The narrator doesn’t feel joy or fear, nor does she express any curiosity, about others and events around her or her own life. After the narrator sleeps with her sister Ines’s boyfriend, she cries. But even the tears and the sadness are performative, a feeling she thinks she should express, rather than a real emotion she can immediately place. Even sexual desire is pallid, “a desire to forget.” At a forced dinner, Ines’s acquaintance Rebecca tells the narrator that she watches horror films because they make her “feel something in this world in which everyone had become completely numb.” Juxtaposed with Ines’s obsession—alcohol—Rebecca’s own obsession of horror films seems to be just another case of substance abuse, an attempt to distract from the numbness.

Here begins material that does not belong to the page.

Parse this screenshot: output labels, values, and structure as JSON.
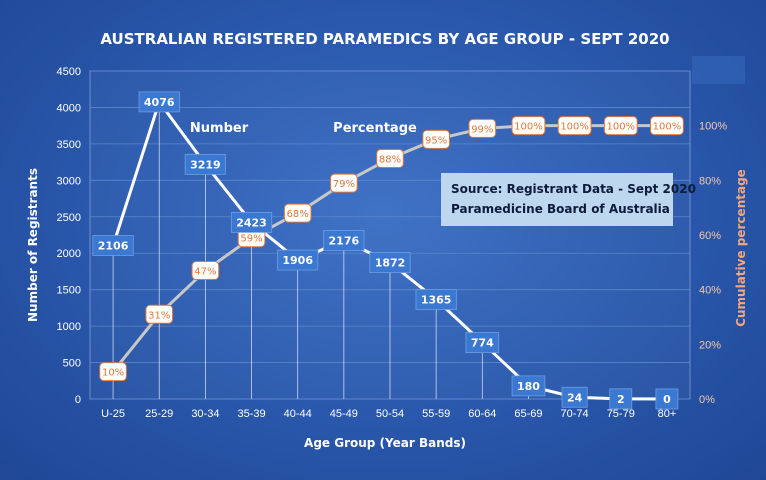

In this debut novel by Silke Scheuermann, without feeling dictated to, I am aware of the writer’s intentions on every page, what she wants me, her reader, to feel. It is neither manipulation nor a display of tacky craft, but the skill of a writer who can show you the world she wishes to share with you without devious obscurity. This is a surprising feat for a writer who started out as, and still is, a poet.

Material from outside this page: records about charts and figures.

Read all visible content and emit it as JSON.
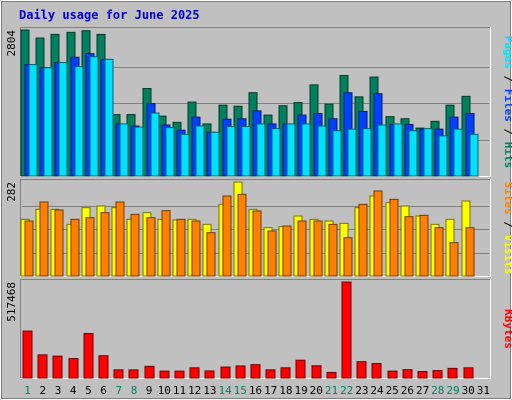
{
  "title": "Daily usage for June 2025",
  "colors": {
    "background": "#c0c0c0",
    "plot_bg": "#c0c0c0",
    "grid": "#808080",
    "hits": "#00805c",
    "files": "#0040ff",
    "pages": "#00e0ff",
    "visits": "#ffff00",
    "sites": "#ff8000",
    "kbytes": "#ff0000",
    "title": "#0000cc",
    "weekend_day": "#00805c",
    "weekday": "#000000"
  },
  "chart_data": [
    {
      "type": "bar",
      "panel": "hits-files-pages",
      "ytick_label": "2804",
      "ylim": [
        0,
        2804
      ],
      "grid": true,
      "legend": [
        {
          "name": "Pages",
          "color": "#00e0ff"
        },
        {
          "name": "Files",
          "color": "#0040ff"
        },
        {
          "name": "Hits",
          "color": "#00805c"
        }
      ],
      "categories": [
        "1",
        "2",
        "3",
        "4",
        "5",
        "6",
        "7",
        "8",
        "9",
        "10",
        "11",
        "12",
        "13",
        "14",
        "15",
        "16",
        "17",
        "18",
        "19",
        "20",
        "21",
        "22",
        "23",
        "24",
        "25",
        "26",
        "27",
        "28",
        "29",
        "30",
        "31"
      ],
      "series": [
        {
          "name": "Hits",
          "values": [
            2804,
            2650,
            2720,
            2760,
            2790,
            2720,
            1180,
            1180,
            1680,
            1150,
            1030,
            1420,
            1000,
            1360,
            1340,
            1600,
            1170,
            1350,
            1410,
            1750,
            1380,
            1930,
            1520,
            1900,
            1140,
            1100,
            920,
            1050,
            1360,
            1530,
            null
          ]
        },
        {
          "name": "Files",
          "values": [
            2140,
            2080,
            2180,
            2280,
            2350,
            2240,
            1000,
            960,
            1390,
            980,
            880,
            1130,
            840,
            1090,
            1100,
            1250,
            1000,
            1000,
            1170,
            1200,
            1100,
            1600,
            1240,
            1580,
            990,
            990,
            900,
            900,
            1130,
            1200,
            null
          ]
        },
        {
          "name": "Pages",
          "values": [
            2140,
            2080,
            2180,
            2100,
            2290,
            2240,
            1000,
            940,
            1210,
            930,
            800,
            960,
            840,
            950,
            950,
            1000,
            910,
            1000,
            1000,
            960,
            870,
            900,
            910,
            980,
            1000,
            870,
            910,
            770,
            900,
            800,
            null
          ]
        }
      ]
    },
    {
      "type": "bar",
      "panel": "visits-sites",
      "ytick_label": "282",
      "ylim": [
        0,
        282
      ],
      "grid": true,
      "legend": [
        {
          "name": "Sites",
          "color": "#ff8000"
        },
        {
          "name": "Visits",
          "color": "#ffff00"
        }
      ],
      "categories": [
        "1",
        "2",
        "3",
        "4",
        "5",
        "6",
        "7",
        "8",
        "9",
        "10",
        "11",
        "12",
        "13",
        "14",
        "15",
        "16",
        "17",
        "18",
        "19",
        "20",
        "21",
        "22",
        "23",
        "24",
        "25",
        "26",
        "27",
        "28",
        "29",
        "30",
        "31"
      ],
      "series": [
        {
          "name": "Visits",
          "values": [
            170,
            200,
            200,
            155,
            205,
            210,
            205,
            170,
            190,
            170,
            168,
            170,
            155,
            215,
            282,
            200,
            145,
            148,
            180,
            170,
            165,
            158,
            205,
            240,
            220,
            210,
            180,
            155,
            170,
            225,
            null
          ]
        },
        {
          "name": "Sites",
          "values": [
            165,
            222,
            198,
            170,
            175,
            190,
            222,
            185,
            175,
            196,
            170,
            165,
            130,
            240,
            245,
            195,
            135,
            150,
            165,
            165,
            155,
            115,
            215,
            255,
            230,
            178,
            182,
            145,
            100,
            145,
            null
          ]
        }
      ]
    },
    {
      "type": "bar",
      "panel": "kbytes",
      "ytick_label": "517468",
      "ylim": [
        0,
        517468
      ],
      "grid": false,
      "legend": [
        {
          "name": "KBytes",
          "color": "#ff0000"
        }
      ],
      "categories": [
        "1",
        "2",
        "3",
        "4",
        "5",
        "6",
        "7",
        "8",
        "9",
        "10",
        "11",
        "12",
        "13",
        "14",
        "15",
        "16",
        "17",
        "18",
        "19",
        "20",
        "21",
        "22",
        "23",
        "24",
        "25",
        "26",
        "27",
        "28",
        "29",
        "30",
        "31"
      ],
      "series": [
        {
          "name": "KBytes",
          "values": [
            253000,
            125000,
            118000,
            105000,
            240000,
            120000,
            44000,
            44000,
            63000,
            37000,
            37000,
            55000,
            38000,
            59000,
            65000,
            72000,
            44000,
            55000,
            96000,
            66000,
            30000,
            517468,
            88000,
            78000,
            37000,
            45000,
            35000,
            40000,
            52000,
            55000,
            null
          ]
        }
      ]
    }
  ]
}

The translated text, by Lucy Jones, is sparsely punctuated, with minimal distinctions between thought and dialogue. This allows the narrator to discard ownership over her thoughts, words and actions, further underlining the theme of alienation. Initially, the writing has an intentionally monotonous rhythm, the sentences a simple structure, characteristic of a listless voice, but it eventually builds up a breathless pace in sync with the narrator’s evolving, tumultuous emotions. Consider, for example, this simple line in the very beginning: “I’d never noticed before how passive sitting could be,” and this sentence, from the very end:
And in this magical forest under radiant trees whose leaves seemed to give light instead of shade, it felt as if it had only been yesterday since everything had changed so much; in fact, it seemed quite possible that right here, right now, everything could change again and we, Ines and I, could somehow straighten out our lives, behind which something like happiness, as a system of coordinates, would shine through, a junction of events, thoughts and relations which we would always be able to fall back on; and I believed it right then—for some reason, I believed it.
As the novel draws to a close, winter gives way to spring, and the narrator’s numbness slowly gives way to a feeling, a stirring of love for her sister. It isn’t coincidental that the novel concludes in lush green woods—which first enthralls the narrator, then scares her with its overpowering denseness, finally evoking a tenderness in the protagonist for her older sister, who is crying by then like a child. Though it is left unsaid, the narrator is perhaps reminded of the little joys in life she had lost, in the search for some abstract, elusive meaning of existence.